End of the Road for Sirius XM Settlement Protest

WASHINGTON (CN) - A federal judge's unique attempt to match class counsel with class composition is questionable but not fit for Supreme Court review, one justice said Monday.

The dispute grew out of claims in Manhattan that Sirius Satellite Radio and XM Satellite Holdings violated antitrust law by merging in 2008.

When the class moved for certification, U.S. District Judge Harold Baer Jr. cited a provision of Federal Rule of Civil Procedure 23 that empowers him to "consider any other matter pertinent to counsel's ability to fairly and adequately represent the interests of the class."

Baer then ordered that the three law firms previously appointed to serve as class counsel

"ensure that the lawyers staffed on the case fairly reflect the class composition in terms of relevant race and gender metrics."

With the class certified, the parties reached a settlement that required Sirius to freeze its prices for five months and pay class counsel $13 million in attorneys' fees.

Class member Nicolas Martin objected to the deal, which left no cash for plaintiffs like him. He also took aim at the court's reliance on race and gender in assessing the adequacy of class counsel.

The 2nd Circuit refused, however, to set aside the settlement as the tainted product of an invalid certification order.

On Monday, the Supreme Court refused to grant Martin a writ of certiorari despite its misgivings on Baer's unique practice.

"Based on the materials now before us, I am hard-pressed to see any ground on which Judge Baer's practice can be defended," Justice Samuel Alito wrote in an opinion explaining the order. "This court has often stressed that '[r]acial discrimination has no place in the courtroom, whether the proceeding is civil or criminal.' Court-approved discrimination based on gender is similarly objectionable, and therefore it is doubtful that the practice in question could survive a constitutional challenge."

Ultimately the court must first "consider whether the challenged practice can be reconciled with Rule 23(g), which carefully regulates the appointment of class counsel," the opinion states.

"Because of the fees that class counsel may receive - witness the present case in which counsel was awarded $13 million for handling a case in which the class members received no compensation - any deviation from the criteria set out in the rule may give rise to suspicions about favoritism.
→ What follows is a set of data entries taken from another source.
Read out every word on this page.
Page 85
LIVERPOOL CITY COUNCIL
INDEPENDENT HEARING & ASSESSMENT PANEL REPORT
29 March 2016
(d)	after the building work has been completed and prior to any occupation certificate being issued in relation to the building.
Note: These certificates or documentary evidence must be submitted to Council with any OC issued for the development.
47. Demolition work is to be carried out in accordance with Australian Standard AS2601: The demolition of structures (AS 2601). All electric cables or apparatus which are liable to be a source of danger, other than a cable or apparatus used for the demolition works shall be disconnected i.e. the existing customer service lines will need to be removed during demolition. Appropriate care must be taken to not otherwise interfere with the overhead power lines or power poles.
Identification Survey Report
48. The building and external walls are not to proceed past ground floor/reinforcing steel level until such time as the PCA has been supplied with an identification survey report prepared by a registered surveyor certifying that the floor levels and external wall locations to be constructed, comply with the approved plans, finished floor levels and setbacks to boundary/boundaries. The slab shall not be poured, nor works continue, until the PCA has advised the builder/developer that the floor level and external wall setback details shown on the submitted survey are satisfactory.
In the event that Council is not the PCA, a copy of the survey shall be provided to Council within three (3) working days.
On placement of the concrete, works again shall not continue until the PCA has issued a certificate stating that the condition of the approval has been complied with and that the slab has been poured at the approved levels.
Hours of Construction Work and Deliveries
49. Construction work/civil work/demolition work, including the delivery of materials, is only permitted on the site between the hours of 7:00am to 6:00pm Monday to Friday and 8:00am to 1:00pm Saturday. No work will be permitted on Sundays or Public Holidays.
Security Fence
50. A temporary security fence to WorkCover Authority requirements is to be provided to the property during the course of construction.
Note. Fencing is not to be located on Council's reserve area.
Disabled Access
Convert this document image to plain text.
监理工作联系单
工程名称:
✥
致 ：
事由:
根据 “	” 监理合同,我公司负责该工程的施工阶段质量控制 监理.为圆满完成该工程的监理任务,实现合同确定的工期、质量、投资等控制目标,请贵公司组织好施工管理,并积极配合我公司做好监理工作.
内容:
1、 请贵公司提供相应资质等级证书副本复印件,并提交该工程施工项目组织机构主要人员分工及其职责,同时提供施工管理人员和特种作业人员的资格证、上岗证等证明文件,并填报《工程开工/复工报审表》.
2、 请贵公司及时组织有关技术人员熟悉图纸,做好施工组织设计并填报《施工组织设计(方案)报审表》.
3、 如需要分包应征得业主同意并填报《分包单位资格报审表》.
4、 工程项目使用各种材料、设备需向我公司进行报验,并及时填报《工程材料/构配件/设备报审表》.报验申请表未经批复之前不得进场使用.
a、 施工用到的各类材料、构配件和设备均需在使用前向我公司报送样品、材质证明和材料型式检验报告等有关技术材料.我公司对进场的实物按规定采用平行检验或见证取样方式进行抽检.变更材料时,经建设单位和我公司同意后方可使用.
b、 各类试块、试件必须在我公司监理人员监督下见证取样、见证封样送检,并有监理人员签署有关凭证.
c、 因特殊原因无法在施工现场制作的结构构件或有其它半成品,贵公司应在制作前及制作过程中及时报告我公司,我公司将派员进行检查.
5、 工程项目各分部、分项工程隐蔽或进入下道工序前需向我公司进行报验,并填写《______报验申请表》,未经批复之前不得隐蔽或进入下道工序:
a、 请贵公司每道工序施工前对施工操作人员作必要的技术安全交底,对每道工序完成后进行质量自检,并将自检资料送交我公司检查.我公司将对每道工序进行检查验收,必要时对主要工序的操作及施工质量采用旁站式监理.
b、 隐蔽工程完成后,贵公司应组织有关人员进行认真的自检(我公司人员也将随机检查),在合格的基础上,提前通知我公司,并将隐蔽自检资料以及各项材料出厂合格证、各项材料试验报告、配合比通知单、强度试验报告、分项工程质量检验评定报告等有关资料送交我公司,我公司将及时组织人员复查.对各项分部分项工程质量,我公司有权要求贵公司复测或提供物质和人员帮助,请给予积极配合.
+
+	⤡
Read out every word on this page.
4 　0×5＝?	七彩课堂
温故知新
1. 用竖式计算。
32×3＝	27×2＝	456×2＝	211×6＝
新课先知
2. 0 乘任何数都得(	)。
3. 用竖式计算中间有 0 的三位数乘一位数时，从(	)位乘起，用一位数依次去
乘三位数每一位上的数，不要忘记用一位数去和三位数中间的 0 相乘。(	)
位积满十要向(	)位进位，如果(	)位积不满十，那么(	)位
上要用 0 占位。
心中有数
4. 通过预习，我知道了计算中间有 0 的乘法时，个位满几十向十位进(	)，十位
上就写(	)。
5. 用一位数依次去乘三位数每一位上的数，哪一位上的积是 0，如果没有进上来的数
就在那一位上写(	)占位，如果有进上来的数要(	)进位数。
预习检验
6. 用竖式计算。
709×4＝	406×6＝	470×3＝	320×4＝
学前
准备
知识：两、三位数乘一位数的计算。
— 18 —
There are more than 600 district judges, and it would be intolerable if each judge adopted a personalized version of the criteria set out in Rule 23(g)."

Alito added that he doubts whether the provision of Rule 23(g) Baer cited "can be stretched to justify the practice at issue here."

"It seems quite farfetched to argue that class counsel cannot fairly and adequately represent a class unless the race and gender of counsel mirror the demographics of the class," he wrote. "Indeed, if the District Court's rule were taken seriously, it would seriously complicate the appointment process and lead to truly bizarre results."

The six-page opinion describes several impracticalities associated with following Baer's order.

"Suppose, for example, that the class consisted of persons who had undergone a particular type of treatment for prostate cancer," he said. "Would it be proper for a district judge to favor law firms with a high percentage of male attorneys?"

In this case, however, the 2nd Circuit did not reach the constitutionality of the issue because it found that Martin lacked standing to challenge Baer's order.

Though Alito took issue with the lower court's reasoning, he said the case does not merit Supreme Court review because "we are not a court of error correction."

"If the challenged appointment practice continues and is not addressed by the Court of Appeals, future review may be warranted," he added.

Chief Justice John Roberts took no part in the consideration or decision of the petition.